The Bottom Line: One of the year’s best thrillers. Simultaneously playful and edgy, Scissorman is a generous helping of dazzling contemporary detective fiction.

In Henry Chancellor’s Scissorman, a wealthy American living in London kicks off what promises to be the most celebrated annual scavenger hunt in history: the search for King Arthur’s mythical sword, Excalibur.

The book kicks off in dramatic fashion on July 13th, as nearly a million people watch a website hosted by the veritable game master, Callum Relph, as he buries the relic along with a current copy of The Times. For further proof that it isn’t a prerecorded hoax, he also posts to Twitter. As a final flourish, he offers an app containing clues for treasure hunters, as well as seven golden tickets, each worth half a million pounds sterling. As Relph hits the talk show circuit, he explains the sword’s lineage in detail, and indicates that he may host an annual scavenger hunt complete with corporate sponsorship.

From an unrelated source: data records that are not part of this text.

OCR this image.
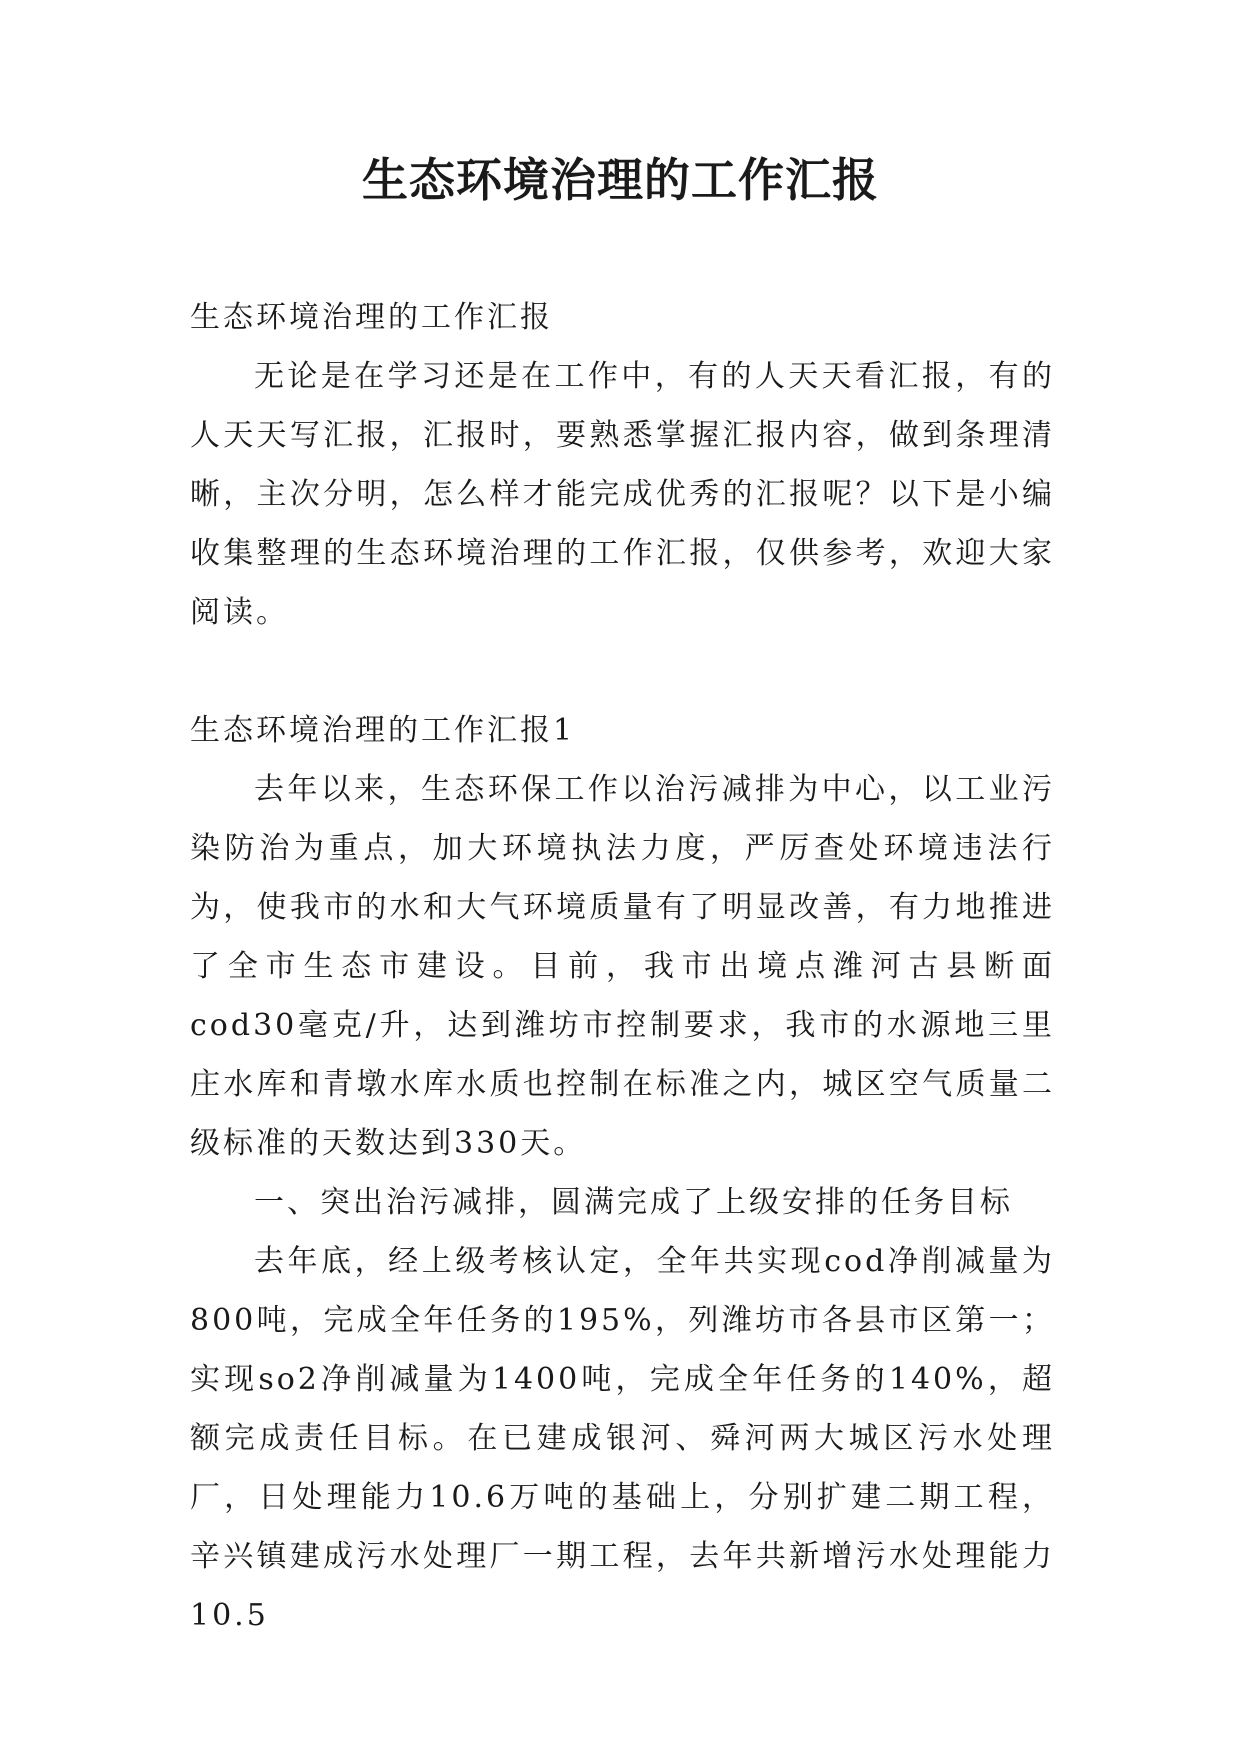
生态环境治理的工作汇报

生态环境治理的工作汇报

无论是在学习还是在工作中，有的人天天看汇报，有的人天天写汇报，汇报时，要熟悉掌握汇报内容，做到条理清晰，主次分明，怎么样才能完成优秀的汇报呢？以下是小编收集整理的生态环境治理的工作汇报，仅供参考，欢迎大家阅读。

生态环境治理的工作汇报1

去年以来，生态环保工作以治污减排为中心，以工业污染防治为重点，加大环境执法力度，严厉查处环境违法行为，使我市的水和大气环境质量有了明显改善，有力地推进了全市生态市建设。目前，我市出境点潍河古县断面cod30毫克/升，达到潍坊市控制要求，我市的水源地三里庄水库和青墩水库水质也控制在标准之内，城区空气质量二级标准的天数达到330天。

一、突出治污减排，圆满完成了上级安排的任务目标

去年底，经上级考核认定，全年共实现cod净削减量为800吨，完成全年任务的195%，列潍坊市各县市区第一；实现so2净削减量为1400吨，完成全年任务的140%，超额完成责任目标。在已建成银河、舜河两大城区污水处理厂，日处理能力10.6万吨的基础上，分别扩建二期工程，辛兴镇建成污水处理厂一期工程，去年共新增污水处理能力10.5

The very next day, July 14th, likable London detective Frank Moke observes a far more somber occasion: the annual arrival of an envelope containing a photo from a book of gruesome German fairy tales. One such tale involves a tailor, the Scissorman, who snips off a boy’s thumbs as punishment for sucking them. The letters are torturous reminders of a string of unsolved crimes against children. This year, the letter arrived a day earlier than usual, but Moke doesn’t have much time to ponder the significance of the anomaly. He is soon called to investigate a report that a fox had been seen carrying a severed human head.

Early on, it’s clear that there’s a great deal of connective tissue between Moke and Relph, and with each passing day, Moke is met with a new surprise, many of them grisly. But in a novel chock full of clues and red herrings, Scissorman continues to deliver the unexpected in each succeeding chapter.

Throughout, Chancellor’s prose crackles with the playfulness of a contemporary YA thriller, which is perhaps why the juxtaposition of the elaborate scavenger hunt with the emotional heft of Moke’s 20-year-old case feels so fresh. While not a historical thriller in the strictest sense, Chancellor also weaves in just enough history – including art, literature and even architecture – to add a hefty dose of intellectual nutrition without over feeling bloated. While the book weighs in at nearly 700 pages, there isn’t an ounce of fat in the manuscript. It’s easy to imagine a business-minded editor splitting the novel into two or three separate books, but we can’t think of a better way to start a series.

Let’s hope Chancellor has more adventures planned for Detective Moke.